Meta × TBD Lab × CMU × UChicago × UMaryland
In our latest work, we introduce
Token-Level LLM Collaboration via FusionRoute
📝:
arxiv.org/pdf/2601.05106
LLMs have come a long way, but we continue to face the same trade-off:
– one huge model that kind of does everything, but is expensive and inefficient, or
– many small specialist models that are cheap, but brittle outside their comfort zones
We’ve tried a lot of things in between — model merging, MoE, sequence-level agents, token-level routing, controlled decoding, etc.
Each helps a bit, but all come with real limitations.

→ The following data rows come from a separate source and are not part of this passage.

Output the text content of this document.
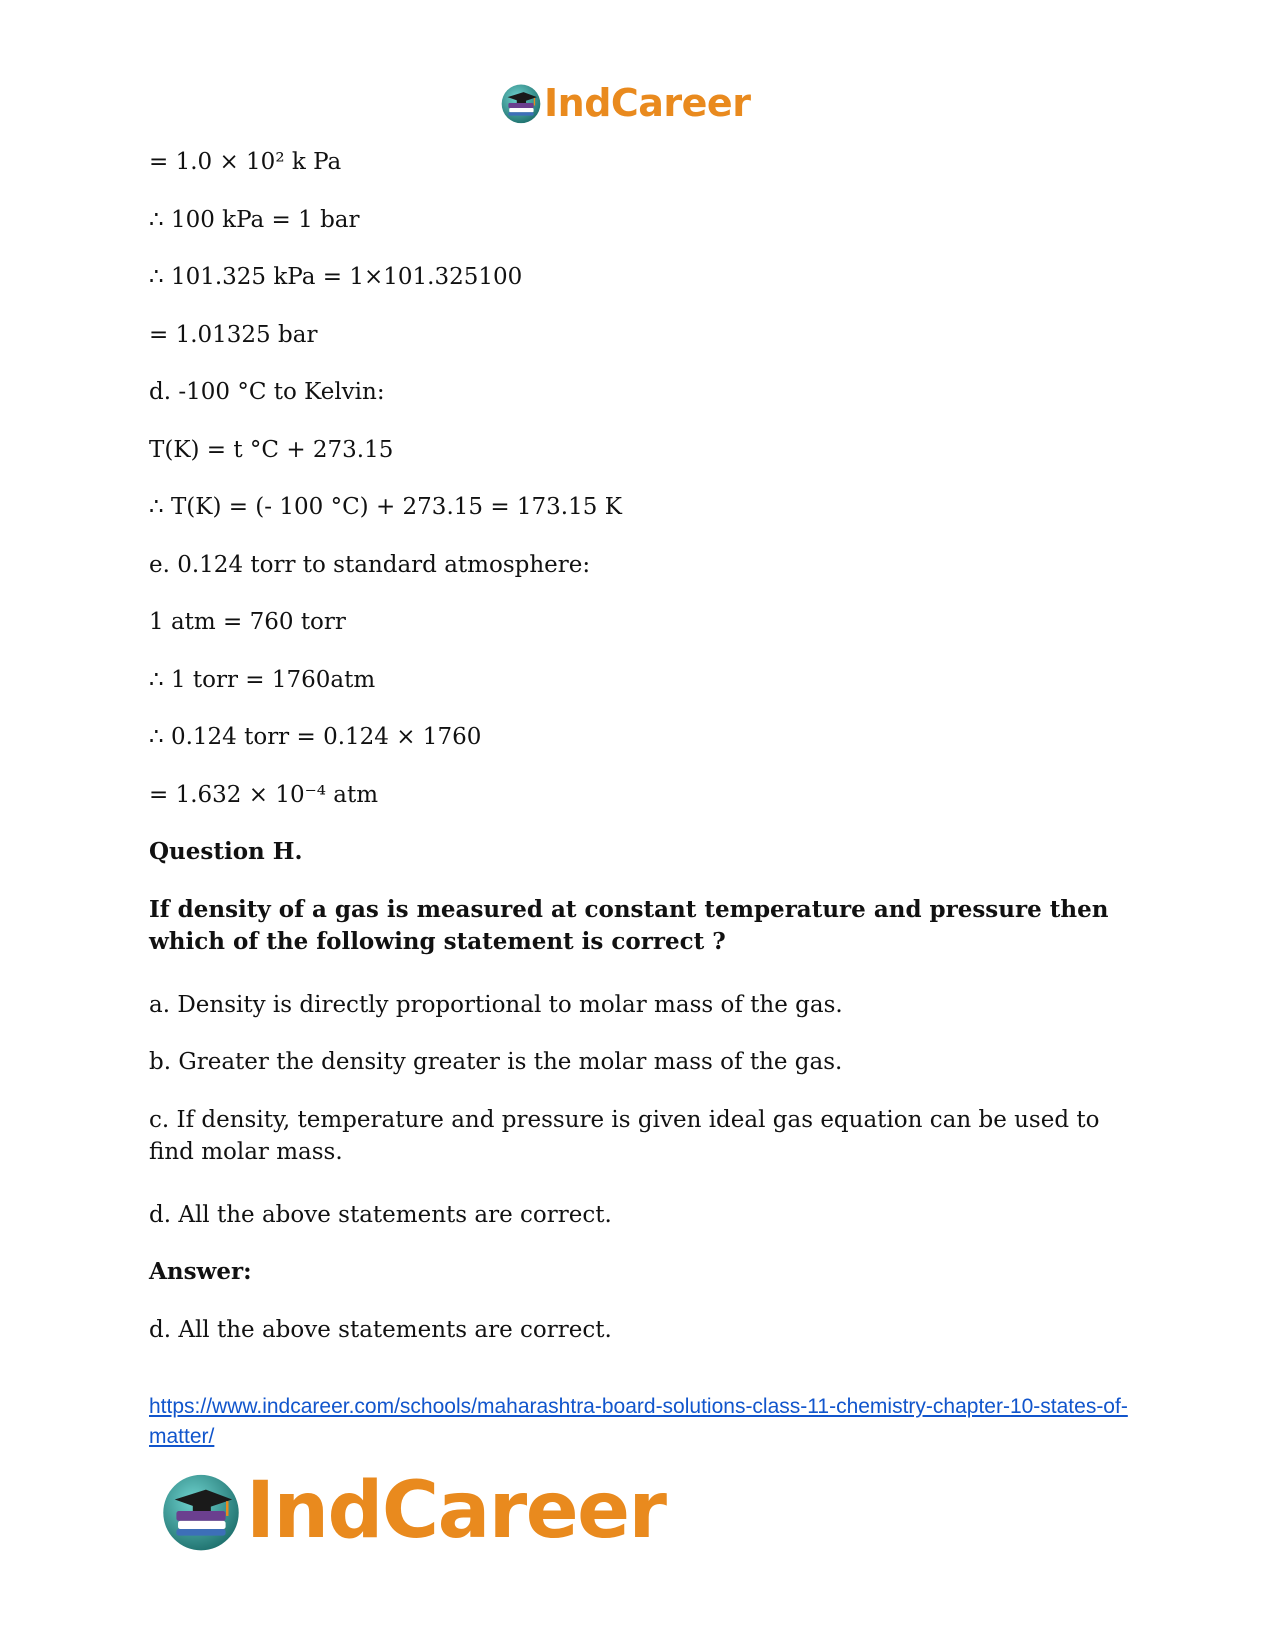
IndCareer

= 1.0 × 10² k Pa

∴ 100 kPa = 1 bar

∴ 101.325 kPa = 1×101.325100

= 1.01325 bar

d. -100 °C to Kelvin:

T(K) = t °C + 273.15

∴ T(K) = (- 100 °C) + 273.15 = 173.15 K

e. 0.124 torr to standard atmosphere:

1 atm = 760 torr

∴ 1 torr = 1760atm

∴ 0.124 torr = 0.124 × 1760

= 1.632 × 10⁻⁴ atm

Question H.

If density of a gas is measured at constant temperature and pressure then which of the following statement is correct ?

a. Density is directly proportional to molar mass of the gas.

b. Greater the density greater is the molar mass of the gas.

c. If density, temperature and pressure is given ideal gas equation can be used to find molar mass.

d. All the above statements are correct.

Answer:

d. All the above statements are correct.

https://www.indcareer.com/schools/maharashtra-board-solutions-class-11-chemistry-chapter-10-states-of-matter/
IndCareer
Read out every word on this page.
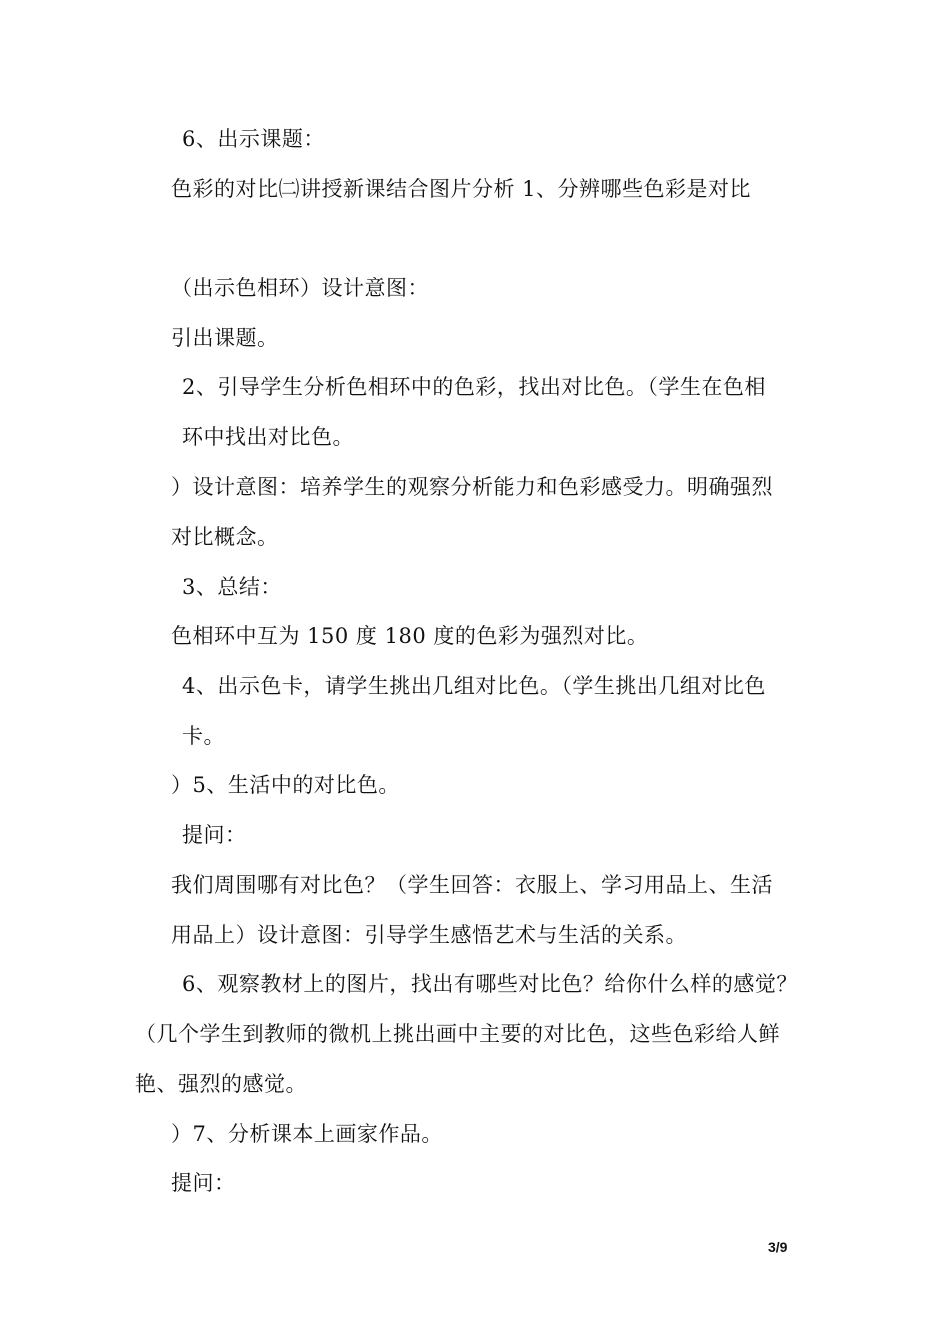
6、出示课题：
色彩的对比㈡讲授新课结合图片分析 1、分辨哪些色彩是对比
（出示色相环）设计意图：
引出课题。
2、引导学生分析色相环中的色彩，找出对比色。（学生在色相
环中找出对比色。
）设计意图：培养学生的观察分析能力和色彩感受力。明确强烈
对比概念。
3、总结：
色相环中互为 150 度 180 度的色彩为强烈对比。
4、出示色卡，请学生挑出几组对比色。（学生挑出几组对比色
卡。
）5、生活中的对比色。
提问：
我们周围哪有对比色？（学生回答：衣服上、学习用品上、生活
用品上）设计意图：引导学生感悟艺术与生活的关系。
6、观察教材上的图片，找出有哪些对比色？给你什么样的感觉？
（几个学生到教师的微机上挑出画中主要的对比色，这些色彩给人鲜
艳、强烈的感觉。
）7、分析课本上画家作品。
提问：
3/9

A key realization behind FusionRoute is:
Pure token-level model selection is fundamentally limited, unless you assume unrealistically strong global coverage.
We show this formally. And then we fix it by letting the same router also generate.
Concretely, FusionRoute is a lightweight router LLM that
– performs token-level model selection, and
– directly contributes complementary logits to refine or correct the selected specialist when it fails
So it's not "routing another model" — the router itself is part of the decoding policy as well.
This turns token-level collaboration from a brittle "pick-an-expert" problem into a strictly more expressive policy.
No joint training of specialized models.
No model merging.
No full multi-agent rollouts.
In our experiments, FusionRoute works across math, coding, instruction following, and consistently outperforms sequence-level collaboration, prior token-level methods, model merging, and even direct fine-tuning.
Feeling especially timely as LLM systems (e.g., GPT-5) move toward routing-based, heterogeneous model stacks (whether prompt-level or test-time).